Like a Greyhound sprinting in its unending quest to eat a mechanical rabbit, he could see his metal goal just in front of him, tantalizingly close and yet impossibly far away. Sometimes he would draw so close he could almost reach out and touch the rear bumper, and that was when the blue Jetta would speed up. It did not, however, slow down when he began to lose ground, and he had found it was more economical to run to keep up rather than to actually attempt to outpace it.
The day had started like any other since he had restarted his wrestling career. Waking up in a hazy Kalamazoo motel room, going through his morning ritual, and stepping out into the warm, thick haze that enveloped the city.
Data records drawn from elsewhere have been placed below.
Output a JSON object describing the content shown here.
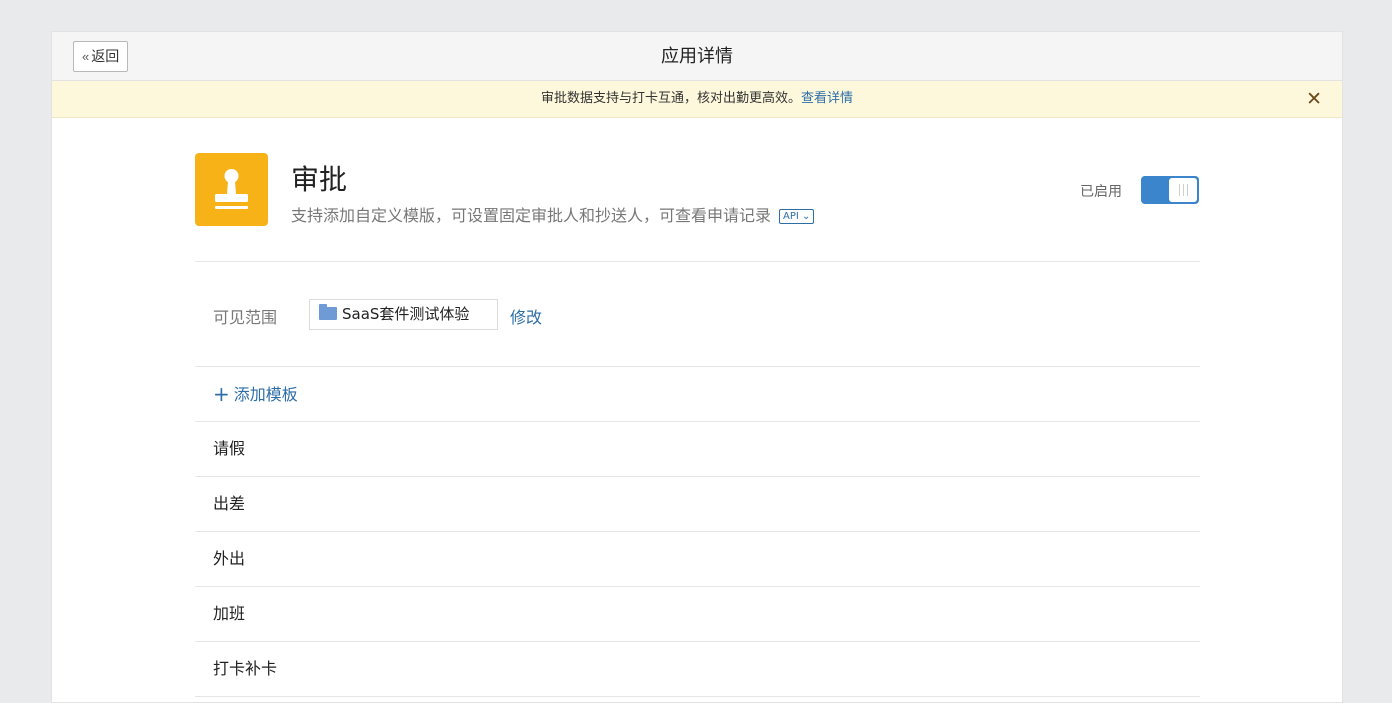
{
  "header": {
    "back_label": "返回",
    "title": "应用详情"
  },
  "banner": {
    "text": "审批数据支持与打卡互通，核对出勤更高效。",
    "link": "查看详情",
    "close_icon": "close-icon"
  },
  "app": {
    "name": "审批",
    "description": "支持添加自定义模版，可设置固定审批人和抄送人，可查看申请记录",
    "api_tag": "API",
    "icon": "stamp-icon",
    "icon_color": "#f6b217",
    "status_label": "已启用",
    "enabled": true
  },
  "scope": {
    "label": "可见范围",
    "value": "SaaS套件测试体验",
    "modify_label": "修改"
  },
  "templates": {
    "add_label": "添加模板",
    "items": [
      "请假",
      "出差",
      "外出",
      "加班",
      "打卡补卡"
    ]
  },
  "colors": {
    "accent": "#3b85cc",
    "link": "#2d6ea8",
    "banner_bg": "#fdf8dc"
  }
}
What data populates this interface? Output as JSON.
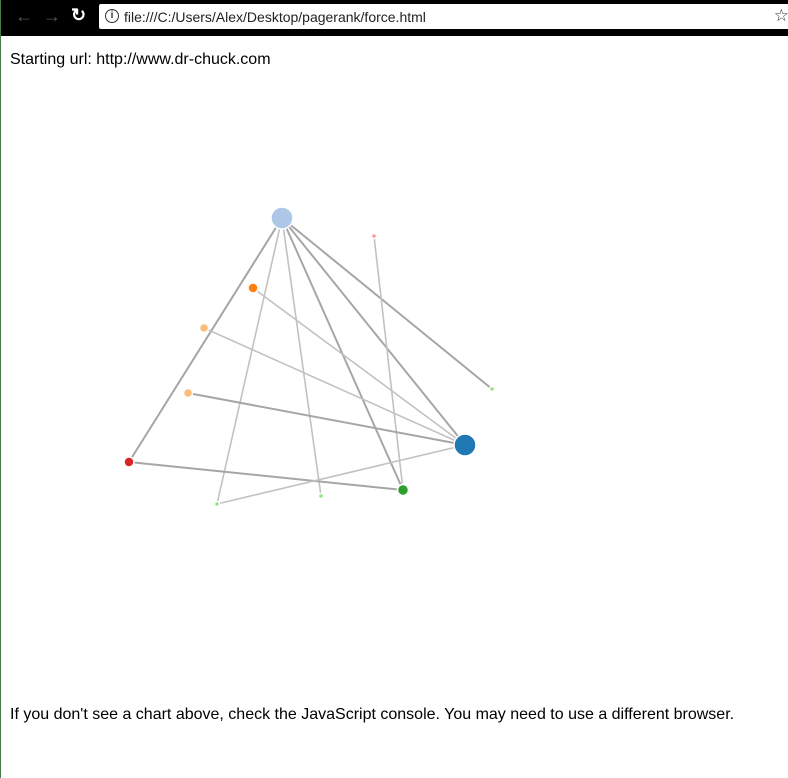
{
  "browser": {
    "url": "file:///C:/Users/Alex/Desktop/pagerank/force.html",
    "back_icon": "arrow-left-icon",
    "forward_icon": "arrow-right-icon",
    "reload_icon": "reload-icon",
    "info_icon": "info-icon",
    "bookmark_icon": "star-icon"
  },
  "page": {
    "starting_url_text": "Starting url: http://www.dr-chuck.com",
    "footer_text": "If you don't see a chart above, check the JavaScript console. You may need to use a different browser."
  },
  "graph": {
    "nodes": [
      {
        "color": "#aec7e8",
        "rank": 11
      },
      {
        "color": "#ff9896",
        "rank": 2.5
      },
      {
        "color": "#ff7f0e",
        "rank": 5
      },
      {
        "color": "#ffbb78",
        "rank": 4.5
      },
      {
        "color": "#ffbb78",
        "rank": 4.5
      },
      {
        "color": "#98df8a",
        "rank": 2.5
      },
      {
        "color": "#1f77b4",
        "rank": 11
      },
      {
        "color": "#d62728",
        "rank": 5
      },
      {
        "color": "#98df8a",
        "rank": 2.5
      },
      {
        "color": "#98df8a",
        "rank": 2.5
      },
      {
        "color": "#2ca02c",
        "rank": 5.5
      }
    ],
    "links": [
      {
        "source": 0,
        "target": 7,
        "strong": true
      },
      {
        "source": 0,
        "target": 8,
        "strong": false
      },
      {
        "source": 0,
        "target": 9,
        "strong": false
      },
      {
        "source": 0,
        "target": 10,
        "strong": true
      },
      {
        "source": 0,
        "target": 6,
        "strong": true
      },
      {
        "source": 0,
        "target": 5,
        "strong": true
      },
      {
        "source": 1,
        "target": 10,
        "strong": false
      },
      {
        "source": 2,
        "target": 6,
        "strong": false
      },
      {
        "source": 3,
        "target": 6,
        "strong": false
      },
      {
        "source": 4,
        "target": 6,
        "strong": true
      },
      {
        "source": 7,
        "target": 10,
        "strong": true
      },
      {
        "source": 8,
        "target": 6,
        "strong": false
      }
    ]
  }
}
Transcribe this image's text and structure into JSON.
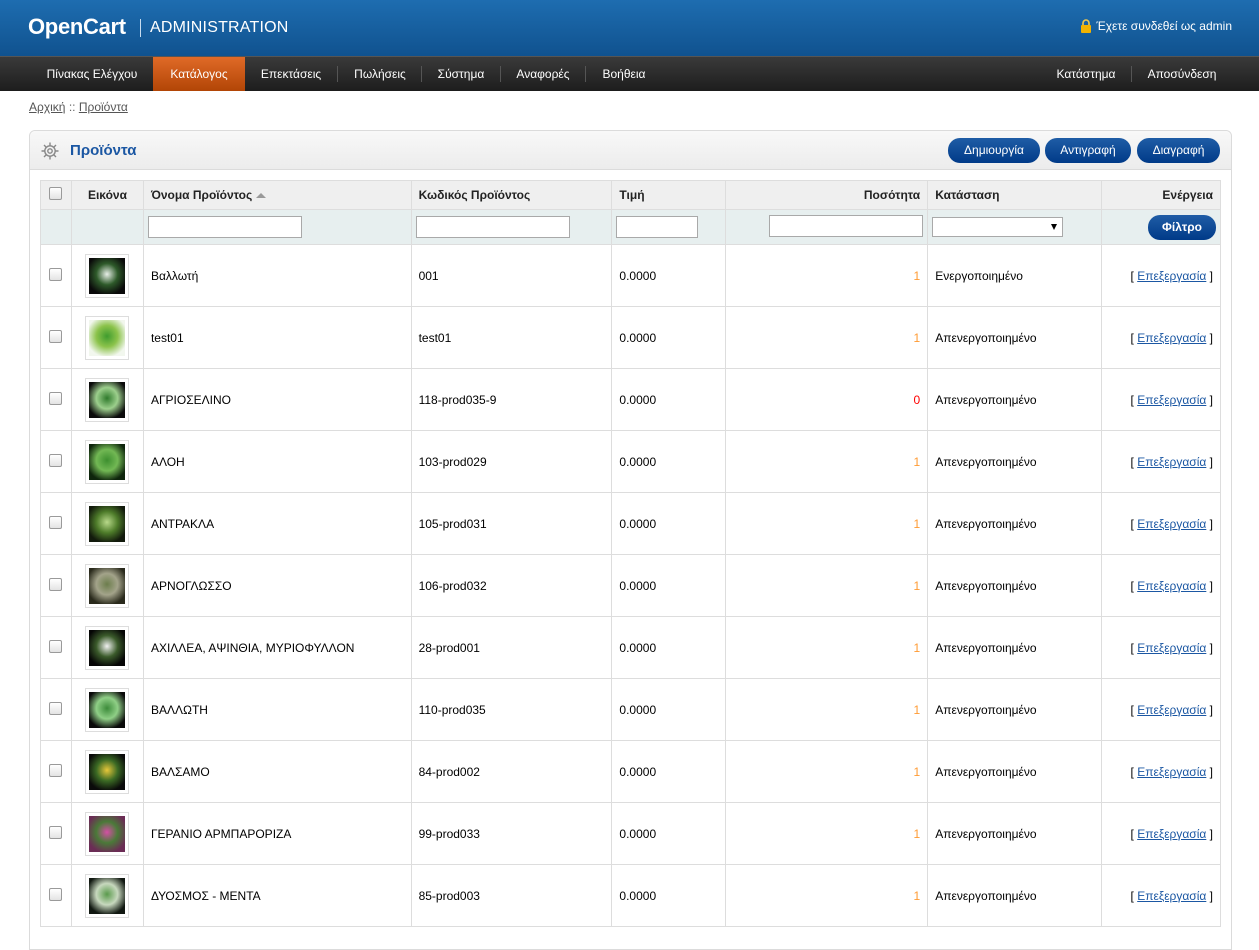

The man waiting outside his door was a change, of course, and when he gestured at his left wrist the boy knew he had already made a mistake, even though the man wasn't wearing a watch.
The boy's entire body hurt, and he could feel how each individual part hurt in its own separate way.
He could feel the blisters forming and breaking on his feet, on the balls of his feet, between his toes, and on his heels. He could feel his feet rubbing against his socks rubbing against his Converse All-Stars.
He could feel his ankles and knees beginning to wear down from the impact, the concussion, the shock of his feet hitting the pavement. They ached so much that he was sure his legs would give way at any moment. They didn't, though. They couldn't. After all, he had yet to prove himself.
His shoulders felt as though they were going to pop from their sockets from the constant back and forth, back and forth pumping of his arms as he ran. Soon enough, he wouldn't be able to lift his arms.
Specks of blood dotted his white T-shirt, his nipples having long since rubbed themselves raw.
His head had ached, but now it just felt like it was swimming through the air, tethered to his neck. His vision had been gradually blurring for an indeterminate amount of time, and it should have come to no surprise to the boy when the fatigue of his body finally reached critical mass.
The boy's feet shuffled too close together. His knees buckled. He pitched forward, unable to raise his arms to stop himself. Some last vestige of reflex tucked his head in and sent him rolling shoulder over shoulder down the street, his legs slapping against the pavement.
The car stopped, and the man got out. His face was a mask of indifference hiding genuine concern. "Okay, kid, that's enough for now. Let's take a break."
"Sglrb," the boy replied.
"Er, yeah," said the man as he pulled out a cigarette and lit it. "I think you definitely need a break."